Out of chaos often comes opportunists.
As the promo community weathers the tariff roller coaster, with both its rising costs and constant uncertainty, PPAI Media has learned of a type of potentially dubious offer emerging in the form of email solicitations from alleged Chinese vendors offering creative solutions that are likely too good to be true.
- Under the current Trump administration, the U.S. has imposed 145% tariffs on imports from China, which has responded with 125% retaliatory tariffs on imports from the U.S.
- Additionally, President Donald Trump has announced an incoming increase to tariffs on Chinese imports previously exempt under de minimis at the rate of 120% of their value starting May 2.
It’s that second development concerning the elimination of the de minimis loophole that potential bad actors seem to be trying to use as their entry point, as it’s likely to affect many companies within the promo industry who are now looking for some way to adjust.
A common trait among some of these solicitations is offering the concept of “Delivery Duty Paid,” which essentially contends that the vendor will take care of the tariff costs beforehand.
When shown one of the emails that had been passed along to PPAI Media, Ben Zhang, president and CEO of Greater Pacific, PPAI 100’s No. 68 supplier, which sources roughly 70% of its products from China, confirmed, “Yes, we have been offered by some of our vendors as well for DDP [Delivery Duty Paid] terms recently. However, knowing the law, we have been cautiously evaluating these offers to make sure we are not getting any blood on our hands.”

Ben Zhang
President & CEO
What Might This Solicitation Look Like?
Dishonest solicitations of business can take a number of forms and that is likely to be true in these scenarios as well. However, under the current circumstances in which so many companies will understandably be looking to save money or offset the costs of tariffs, promo firms should be wary of any offers that promise costs will be drastically mitigated, especially if it comes from a source that they’ve not regularly conducted business with.
Unlike, say, a traditional phishing scenario, it’s hard to pin some of these solicitations down as clear scams, as they may more accurately be legitimate offers with inherent and considerable risk.
Below is an example of an email that was flagged by a PPAI 100 supplier.
*Names have been omitted. “Vendor” is referring to a specific Chinese vendor referenced multiple times in the email.

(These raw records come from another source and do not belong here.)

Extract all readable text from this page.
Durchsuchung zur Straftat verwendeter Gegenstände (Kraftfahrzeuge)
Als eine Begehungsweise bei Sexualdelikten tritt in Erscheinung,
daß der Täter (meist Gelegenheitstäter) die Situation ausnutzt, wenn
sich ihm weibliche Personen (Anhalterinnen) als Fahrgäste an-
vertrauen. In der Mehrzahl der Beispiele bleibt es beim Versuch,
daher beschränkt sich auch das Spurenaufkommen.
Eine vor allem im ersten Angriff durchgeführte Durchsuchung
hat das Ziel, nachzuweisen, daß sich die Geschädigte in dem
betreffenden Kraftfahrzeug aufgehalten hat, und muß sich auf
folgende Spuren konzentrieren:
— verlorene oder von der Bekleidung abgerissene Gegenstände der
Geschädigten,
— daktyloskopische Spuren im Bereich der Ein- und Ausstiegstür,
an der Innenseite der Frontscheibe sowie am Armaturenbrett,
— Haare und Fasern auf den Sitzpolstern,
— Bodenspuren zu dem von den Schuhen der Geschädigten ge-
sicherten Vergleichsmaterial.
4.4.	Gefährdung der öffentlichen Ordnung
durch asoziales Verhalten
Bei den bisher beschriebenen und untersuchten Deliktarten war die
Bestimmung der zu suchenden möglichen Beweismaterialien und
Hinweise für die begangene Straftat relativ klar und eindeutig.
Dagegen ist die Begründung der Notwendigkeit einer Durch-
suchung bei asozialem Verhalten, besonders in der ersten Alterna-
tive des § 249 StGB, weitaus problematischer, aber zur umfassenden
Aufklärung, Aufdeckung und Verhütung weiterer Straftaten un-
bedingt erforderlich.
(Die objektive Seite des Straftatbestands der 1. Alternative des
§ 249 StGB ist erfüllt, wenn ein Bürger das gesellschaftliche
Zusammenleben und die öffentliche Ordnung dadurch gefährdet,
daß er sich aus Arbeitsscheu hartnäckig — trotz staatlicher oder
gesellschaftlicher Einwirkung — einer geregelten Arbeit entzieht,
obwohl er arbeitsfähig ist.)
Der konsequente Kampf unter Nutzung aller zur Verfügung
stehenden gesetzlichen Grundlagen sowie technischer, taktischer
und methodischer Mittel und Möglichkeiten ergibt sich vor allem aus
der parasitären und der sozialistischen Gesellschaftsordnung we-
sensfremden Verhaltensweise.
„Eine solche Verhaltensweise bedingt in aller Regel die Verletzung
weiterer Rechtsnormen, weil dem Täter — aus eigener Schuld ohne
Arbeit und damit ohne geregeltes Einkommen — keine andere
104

Subject Line: Vendor* Tariff Solution after May 2nd
Body/Text:
In response to the new tariff policy, Vendor has already implemented measures to help customers control cost increases. After May 2nd, if with the cancellation of the $800 exemption policy, you can choose “Vendor to prepay the duties.” And we will take steps to ensure your costs will not exceed a 15% increase when selecting this option. When you choose “Vendor to prepay the duties.” means you will pay based on DDP terms, including all duties, taxes and import costs.
What Are The Risks Of This Type Of Offer?
Depending on what exactly happens if one were to respond and follow through with this offer, there’s a tangle of illicit practices that would take place.
- In this scenario, the value reported would be of the “Vendor’s” material cost, as opposed to the sale price. Thus, this wouldn’t be a creative way to deal with tariffs. It would actually just be circumventing the true costs of tariffs and the obvious risk that comes with that.
PPAI Media reached out to Kevin Walsh, president of Showdown Displays, PPAI 100’s No. 8 supplier, and former chair of the PPAI Board of Directors, concerning the above email and what he made of the offer.

Kevin Walsh
President, Showdown Displays
“Beyond being unethical and illegal about this approach is that if this is discovered in an audit, the participants could be at risk for the true tariff costs, as well as fines and penalties,” Walsh says.
According to Zhang, U.S. Customs and Border Protection has increased its scrutiny on underreported commercial values of shipments as of late. It’s unclear what the fines and penalties that Walsh referred to would look like, but Zhang assumes it would be at least three times the commercial value, possibly more.
“I strongly recommend that vendors report the commercial value of shipments honestly and transparently,” Zhang says. “U.S. Customs has enough data to do a cost comparison and analysis on similar product or category.
“Engaging in any unethical or illegal activity to underreport values not only exposes all parties to substantial penalties but also jeopardizes the integrity and security of U.S. supply chains. Accurate reporting is essential to protect U.S. customers, prevent shipment seizures and maintain compliance with U.S. customs regulations.”